I’ve never held a gun, launched pepper spray, or used a baton. And I’ve certainly never hit a police officer.
As a part of a scheduled “reality-based training” (RBT) exercise on May 29, members of the Victoria media were invited to partake in real life, stress-inducing scenarios put on by the Victoria Police Department, similar to their regular training regime.
Officers are required to take part in RBT training every six months, and take further specialized “active threat training” every 18 months in order to be exposed to stressful and dynamic situations, while boosting their performance in critical thinking and reaction. Media were invited to partake in both.
It sounded intimidating beforehand, and our training grounds didn’t help calm my nerves.
We were led into a dark and dingy building with burnt out florescent lights, graffiti-marked walls, and broken furniture strewn across the rooms.
When we arrived at our training room, there were weapons laid out on a stained carpet: axes, knives, a bat with nails, a belt (to tie you back to mimic an injury), baby oil (akin to the slippery nature of fresh blood), and, just to add to the creepiness of the building, a toy doll (not quite sure what that was for).
“It’s important for the media and the public to know what officers are going through,” said Const. Kris Greffard, one of the leaders of the RBT.
I was given a thick, heavy belt lined with pockets and a holster. It was half empty, but still required two clips around the side to make sure it didn’t slide down.
The first lesson was how to assess a situation: when facing a suspect, do they have the ability, the intention and the means to cause grievous bodily harm or death? If yes, an action needs to be taken.
That brings us to step two: determine the action. Action is faster than a reaction, we were told.
First we learned about OC Spray, commonly known as pepper spray.
“Remember being a kid and holding your hand above a candle?” Greffard asked, “It’s that kind of burning on your face, and when you touch it — it’s worse.”
We were each handed a simulation canister — filled with water — and taught to pull it out from our belts and fire right into the eyes of a man on a poster. His name was Ted.
“When you blink, it’s like honey,” she continued. “It gets all the way behind your eyes.”
Next we learned about common fighting techniques: open palm slams, hitting with your elbows and knees.
Never in my life did I think I would ever fight a police officer, but here I was hitting, elbowing, kicking and yelling at an officer whose only defence was a thick training pad.
We learned to deploy and use batons, and hit the police some more. And then, the real deal: were given simulated guns that, aside from the ammo, were the same pistols that police carry while on duty.
Our bullets were coloured pellets, and once again we aimed and fired at Ted — this time I shot him right in the mouth.
Next came scenario training where you walk into a room with an actor, and make a split-second decision based on what you see: do you shoot the man? Is he armed? Will he shoot you? We each took part in three scenarios.

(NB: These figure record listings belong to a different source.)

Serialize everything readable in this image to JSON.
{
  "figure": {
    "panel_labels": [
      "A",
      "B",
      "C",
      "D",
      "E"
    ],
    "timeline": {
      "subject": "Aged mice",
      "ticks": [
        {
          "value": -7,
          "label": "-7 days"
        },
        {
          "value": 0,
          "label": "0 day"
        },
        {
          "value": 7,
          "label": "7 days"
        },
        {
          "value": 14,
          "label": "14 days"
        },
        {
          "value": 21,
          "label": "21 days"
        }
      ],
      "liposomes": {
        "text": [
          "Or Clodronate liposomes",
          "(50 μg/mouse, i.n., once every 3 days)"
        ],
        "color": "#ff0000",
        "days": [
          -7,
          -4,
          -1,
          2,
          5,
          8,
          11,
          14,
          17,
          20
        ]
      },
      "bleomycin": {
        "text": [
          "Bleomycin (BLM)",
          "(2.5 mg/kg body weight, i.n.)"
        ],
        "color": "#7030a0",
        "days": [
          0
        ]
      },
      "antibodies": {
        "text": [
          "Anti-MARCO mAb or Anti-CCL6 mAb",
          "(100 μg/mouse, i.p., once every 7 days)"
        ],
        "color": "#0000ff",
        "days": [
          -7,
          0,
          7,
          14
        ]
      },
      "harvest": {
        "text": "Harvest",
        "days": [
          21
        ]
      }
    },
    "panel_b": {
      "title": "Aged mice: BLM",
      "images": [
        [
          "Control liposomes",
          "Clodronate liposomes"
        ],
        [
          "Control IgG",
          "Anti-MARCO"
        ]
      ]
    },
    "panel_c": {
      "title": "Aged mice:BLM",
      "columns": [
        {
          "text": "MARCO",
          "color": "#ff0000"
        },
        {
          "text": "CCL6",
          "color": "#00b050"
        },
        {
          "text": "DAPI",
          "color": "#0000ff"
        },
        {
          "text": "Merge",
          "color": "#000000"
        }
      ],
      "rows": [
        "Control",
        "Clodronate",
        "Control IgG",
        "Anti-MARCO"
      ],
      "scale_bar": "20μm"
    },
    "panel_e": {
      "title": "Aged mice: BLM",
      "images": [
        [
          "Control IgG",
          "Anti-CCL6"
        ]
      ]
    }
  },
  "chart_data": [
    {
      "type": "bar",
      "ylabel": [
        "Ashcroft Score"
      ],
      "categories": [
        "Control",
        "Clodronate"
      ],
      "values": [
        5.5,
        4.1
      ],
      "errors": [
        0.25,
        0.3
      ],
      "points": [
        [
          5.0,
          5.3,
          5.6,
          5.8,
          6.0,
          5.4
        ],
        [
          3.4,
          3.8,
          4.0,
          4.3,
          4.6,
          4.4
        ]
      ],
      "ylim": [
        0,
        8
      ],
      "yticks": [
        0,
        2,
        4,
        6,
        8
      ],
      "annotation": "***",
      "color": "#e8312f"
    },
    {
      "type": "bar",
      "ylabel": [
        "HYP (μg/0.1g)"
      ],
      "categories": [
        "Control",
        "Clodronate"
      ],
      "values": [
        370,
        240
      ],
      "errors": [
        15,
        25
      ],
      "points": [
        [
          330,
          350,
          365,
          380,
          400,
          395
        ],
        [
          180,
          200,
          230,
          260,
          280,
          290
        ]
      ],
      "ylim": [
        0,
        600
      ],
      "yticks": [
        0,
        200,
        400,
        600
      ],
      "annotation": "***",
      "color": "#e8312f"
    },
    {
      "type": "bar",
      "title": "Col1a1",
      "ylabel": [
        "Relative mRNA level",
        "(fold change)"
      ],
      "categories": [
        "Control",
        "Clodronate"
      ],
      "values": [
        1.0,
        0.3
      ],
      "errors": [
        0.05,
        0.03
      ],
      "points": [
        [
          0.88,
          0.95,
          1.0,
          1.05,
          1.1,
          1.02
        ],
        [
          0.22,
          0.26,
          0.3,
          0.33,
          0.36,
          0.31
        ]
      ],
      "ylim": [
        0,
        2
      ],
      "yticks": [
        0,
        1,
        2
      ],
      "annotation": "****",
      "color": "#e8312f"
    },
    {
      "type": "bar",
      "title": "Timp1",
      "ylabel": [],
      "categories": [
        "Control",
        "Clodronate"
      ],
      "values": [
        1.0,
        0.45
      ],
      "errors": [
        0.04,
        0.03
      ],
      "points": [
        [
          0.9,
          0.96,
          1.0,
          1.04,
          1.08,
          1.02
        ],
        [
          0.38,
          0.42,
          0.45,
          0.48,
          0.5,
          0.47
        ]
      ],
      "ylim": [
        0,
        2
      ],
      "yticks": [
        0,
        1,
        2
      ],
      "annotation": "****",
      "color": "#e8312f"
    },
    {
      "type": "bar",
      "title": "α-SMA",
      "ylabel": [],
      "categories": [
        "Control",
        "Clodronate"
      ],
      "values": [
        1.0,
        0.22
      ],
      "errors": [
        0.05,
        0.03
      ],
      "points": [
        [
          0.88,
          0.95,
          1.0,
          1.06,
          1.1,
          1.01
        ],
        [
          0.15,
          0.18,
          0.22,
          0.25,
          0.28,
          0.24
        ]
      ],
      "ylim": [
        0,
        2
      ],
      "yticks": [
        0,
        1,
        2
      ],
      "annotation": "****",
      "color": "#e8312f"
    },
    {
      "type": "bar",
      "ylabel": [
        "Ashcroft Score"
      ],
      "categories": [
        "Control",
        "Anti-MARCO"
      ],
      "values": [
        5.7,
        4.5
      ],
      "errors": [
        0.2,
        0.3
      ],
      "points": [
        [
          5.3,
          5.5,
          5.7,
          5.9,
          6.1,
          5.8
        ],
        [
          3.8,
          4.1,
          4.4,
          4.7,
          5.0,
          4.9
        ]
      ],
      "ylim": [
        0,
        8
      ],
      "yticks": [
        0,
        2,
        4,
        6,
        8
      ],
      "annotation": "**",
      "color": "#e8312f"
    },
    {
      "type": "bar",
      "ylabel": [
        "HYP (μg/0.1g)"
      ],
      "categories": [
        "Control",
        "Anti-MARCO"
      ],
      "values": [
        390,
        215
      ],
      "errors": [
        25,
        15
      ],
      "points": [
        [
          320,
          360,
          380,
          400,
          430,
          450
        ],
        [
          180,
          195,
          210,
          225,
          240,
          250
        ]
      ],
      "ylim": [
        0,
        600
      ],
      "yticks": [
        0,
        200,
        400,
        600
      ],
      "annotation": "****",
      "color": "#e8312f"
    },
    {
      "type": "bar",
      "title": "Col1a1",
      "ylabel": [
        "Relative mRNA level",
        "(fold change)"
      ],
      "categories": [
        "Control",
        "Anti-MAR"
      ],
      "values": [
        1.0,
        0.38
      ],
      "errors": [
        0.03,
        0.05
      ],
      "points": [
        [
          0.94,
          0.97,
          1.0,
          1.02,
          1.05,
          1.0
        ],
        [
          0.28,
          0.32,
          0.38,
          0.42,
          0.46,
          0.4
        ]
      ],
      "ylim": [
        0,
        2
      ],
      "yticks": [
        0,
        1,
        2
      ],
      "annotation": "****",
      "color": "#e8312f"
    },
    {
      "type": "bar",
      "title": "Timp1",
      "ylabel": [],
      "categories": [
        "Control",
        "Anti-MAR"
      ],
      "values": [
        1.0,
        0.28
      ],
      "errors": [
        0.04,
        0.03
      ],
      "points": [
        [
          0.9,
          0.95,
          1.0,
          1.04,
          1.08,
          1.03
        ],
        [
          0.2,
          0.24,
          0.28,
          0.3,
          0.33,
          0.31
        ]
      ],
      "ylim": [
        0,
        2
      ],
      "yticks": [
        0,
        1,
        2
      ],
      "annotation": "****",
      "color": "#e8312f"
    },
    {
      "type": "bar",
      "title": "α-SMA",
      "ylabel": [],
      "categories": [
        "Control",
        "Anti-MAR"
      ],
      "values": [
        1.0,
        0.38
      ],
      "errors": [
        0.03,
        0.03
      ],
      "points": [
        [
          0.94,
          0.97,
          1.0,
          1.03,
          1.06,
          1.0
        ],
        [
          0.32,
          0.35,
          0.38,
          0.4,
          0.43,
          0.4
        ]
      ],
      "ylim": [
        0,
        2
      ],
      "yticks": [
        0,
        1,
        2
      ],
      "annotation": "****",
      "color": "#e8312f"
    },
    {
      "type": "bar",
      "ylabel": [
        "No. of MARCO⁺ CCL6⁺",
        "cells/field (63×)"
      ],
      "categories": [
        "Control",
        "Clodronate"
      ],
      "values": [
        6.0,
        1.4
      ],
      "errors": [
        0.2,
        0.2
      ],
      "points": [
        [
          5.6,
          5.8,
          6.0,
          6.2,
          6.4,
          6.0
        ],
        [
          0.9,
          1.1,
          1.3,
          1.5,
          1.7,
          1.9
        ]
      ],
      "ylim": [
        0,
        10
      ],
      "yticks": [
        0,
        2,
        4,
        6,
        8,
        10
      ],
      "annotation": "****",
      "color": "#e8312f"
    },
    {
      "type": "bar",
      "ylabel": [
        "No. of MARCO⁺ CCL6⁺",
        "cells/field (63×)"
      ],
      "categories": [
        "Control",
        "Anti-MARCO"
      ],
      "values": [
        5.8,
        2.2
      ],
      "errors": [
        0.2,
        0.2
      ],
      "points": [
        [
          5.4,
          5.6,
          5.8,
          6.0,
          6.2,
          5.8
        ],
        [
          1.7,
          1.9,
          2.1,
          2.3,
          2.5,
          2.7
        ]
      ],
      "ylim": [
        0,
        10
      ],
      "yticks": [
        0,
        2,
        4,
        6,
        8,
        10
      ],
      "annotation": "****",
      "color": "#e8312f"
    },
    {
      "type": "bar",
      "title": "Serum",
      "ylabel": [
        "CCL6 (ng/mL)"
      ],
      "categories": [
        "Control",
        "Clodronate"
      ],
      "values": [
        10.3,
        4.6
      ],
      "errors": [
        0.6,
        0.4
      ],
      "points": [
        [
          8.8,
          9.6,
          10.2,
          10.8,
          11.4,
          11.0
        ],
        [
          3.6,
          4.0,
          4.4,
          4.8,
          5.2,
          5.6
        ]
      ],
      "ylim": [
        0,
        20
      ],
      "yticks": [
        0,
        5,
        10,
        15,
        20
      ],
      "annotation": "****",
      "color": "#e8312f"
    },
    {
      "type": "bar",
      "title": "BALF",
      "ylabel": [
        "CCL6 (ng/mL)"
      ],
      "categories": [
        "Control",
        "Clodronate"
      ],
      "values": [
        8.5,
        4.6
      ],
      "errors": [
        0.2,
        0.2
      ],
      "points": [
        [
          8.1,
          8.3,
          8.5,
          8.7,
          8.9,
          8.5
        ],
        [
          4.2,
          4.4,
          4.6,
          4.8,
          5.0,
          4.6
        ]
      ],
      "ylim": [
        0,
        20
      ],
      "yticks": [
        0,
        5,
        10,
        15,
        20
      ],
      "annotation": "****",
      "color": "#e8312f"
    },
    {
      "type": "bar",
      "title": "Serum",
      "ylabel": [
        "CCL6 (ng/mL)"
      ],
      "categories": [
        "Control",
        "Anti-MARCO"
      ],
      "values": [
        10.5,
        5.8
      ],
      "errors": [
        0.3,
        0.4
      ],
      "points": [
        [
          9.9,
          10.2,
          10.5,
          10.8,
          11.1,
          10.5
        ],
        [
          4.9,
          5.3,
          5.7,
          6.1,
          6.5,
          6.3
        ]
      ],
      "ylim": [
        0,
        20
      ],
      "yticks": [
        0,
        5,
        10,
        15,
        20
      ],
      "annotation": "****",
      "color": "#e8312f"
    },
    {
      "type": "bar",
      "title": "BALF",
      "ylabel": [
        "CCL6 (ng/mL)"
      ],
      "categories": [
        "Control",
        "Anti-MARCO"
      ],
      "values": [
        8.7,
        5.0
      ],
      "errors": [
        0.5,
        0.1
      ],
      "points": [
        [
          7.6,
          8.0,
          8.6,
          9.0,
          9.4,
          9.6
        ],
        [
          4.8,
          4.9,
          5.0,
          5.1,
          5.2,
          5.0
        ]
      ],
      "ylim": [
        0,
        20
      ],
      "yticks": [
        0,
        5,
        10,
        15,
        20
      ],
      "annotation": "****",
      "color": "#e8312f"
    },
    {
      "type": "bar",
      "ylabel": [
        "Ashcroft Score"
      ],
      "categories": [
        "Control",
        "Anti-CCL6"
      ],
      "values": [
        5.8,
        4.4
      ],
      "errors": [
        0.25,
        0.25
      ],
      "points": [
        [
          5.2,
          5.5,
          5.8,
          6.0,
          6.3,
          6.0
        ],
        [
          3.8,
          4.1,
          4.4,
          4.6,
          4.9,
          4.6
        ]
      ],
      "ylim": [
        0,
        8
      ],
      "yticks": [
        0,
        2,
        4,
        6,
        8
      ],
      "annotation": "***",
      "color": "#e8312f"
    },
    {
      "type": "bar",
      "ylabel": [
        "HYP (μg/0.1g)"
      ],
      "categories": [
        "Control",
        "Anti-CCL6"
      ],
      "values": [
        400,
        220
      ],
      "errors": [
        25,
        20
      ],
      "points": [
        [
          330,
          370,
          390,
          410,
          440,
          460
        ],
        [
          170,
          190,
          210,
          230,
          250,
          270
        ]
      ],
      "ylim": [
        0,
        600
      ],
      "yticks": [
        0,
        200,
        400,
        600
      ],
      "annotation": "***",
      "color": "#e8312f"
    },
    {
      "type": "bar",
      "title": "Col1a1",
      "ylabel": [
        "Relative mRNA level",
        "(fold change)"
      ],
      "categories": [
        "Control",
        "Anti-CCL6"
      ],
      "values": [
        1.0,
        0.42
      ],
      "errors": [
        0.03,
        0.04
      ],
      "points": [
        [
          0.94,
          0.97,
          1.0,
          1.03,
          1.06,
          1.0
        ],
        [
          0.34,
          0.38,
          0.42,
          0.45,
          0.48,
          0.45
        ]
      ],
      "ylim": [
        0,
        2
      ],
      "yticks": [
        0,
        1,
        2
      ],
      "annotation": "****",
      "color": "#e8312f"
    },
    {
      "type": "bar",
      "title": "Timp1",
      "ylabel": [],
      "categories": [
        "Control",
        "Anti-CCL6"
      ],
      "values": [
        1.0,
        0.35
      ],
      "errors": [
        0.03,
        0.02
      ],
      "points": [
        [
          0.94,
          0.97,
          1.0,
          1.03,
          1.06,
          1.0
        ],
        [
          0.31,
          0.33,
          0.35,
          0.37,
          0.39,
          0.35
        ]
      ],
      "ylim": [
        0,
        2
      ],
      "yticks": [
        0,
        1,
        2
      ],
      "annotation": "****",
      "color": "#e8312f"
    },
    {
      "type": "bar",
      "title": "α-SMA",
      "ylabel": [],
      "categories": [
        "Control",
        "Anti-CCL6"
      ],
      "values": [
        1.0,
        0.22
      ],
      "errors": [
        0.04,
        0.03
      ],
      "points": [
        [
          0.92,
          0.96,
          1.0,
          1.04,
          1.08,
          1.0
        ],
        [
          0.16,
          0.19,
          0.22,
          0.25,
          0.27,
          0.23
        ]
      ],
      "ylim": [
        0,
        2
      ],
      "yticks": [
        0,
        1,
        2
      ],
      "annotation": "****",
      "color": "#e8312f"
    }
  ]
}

“All of you were taking rounds,” Greffard said in a follow-up talk. She meant we all got shot because we didn’t react fast enough. In another scenario some of us reacted too fast — I shot a man reaching for a cellphone.
Next we went into team drills: going down a narrow hall with doors on both sides and trying to find someone on a warrant. The man grew violent, coming forward with a bat filled with nails. He was shot. In another situation, I was able to de-escalate a situation with a man wielding a crowbar.
Finally, we worked through drills while facing an active shooter. In the same narrow hall, actors were on the floor, bleeding, while others shouted something about a shooter being nearby. The rat-tat-tat of an automatic gun went off from nearby speakers.
“Open door, right!” our team leader, played by Const. Dylan Bruce said.
I’d approach the door, and shout “Back up!”
My teammate would tap my shoulder and yell “move!”
We would enter and search the room before yelling “Clear!”
We did this room by room until we found the shooter. I hesitated and shot him, but not before he ‘killed’ one of us.
At the end of the day I felt drained, yet simultaneously my body was pumping with adrenaline — it was a weird, frantic feeling.
I also felt a new found respect for police officers who work in these high-stress situations everyday, but with much higher consequences than a blue pellet mark on their chest when they make a mistake.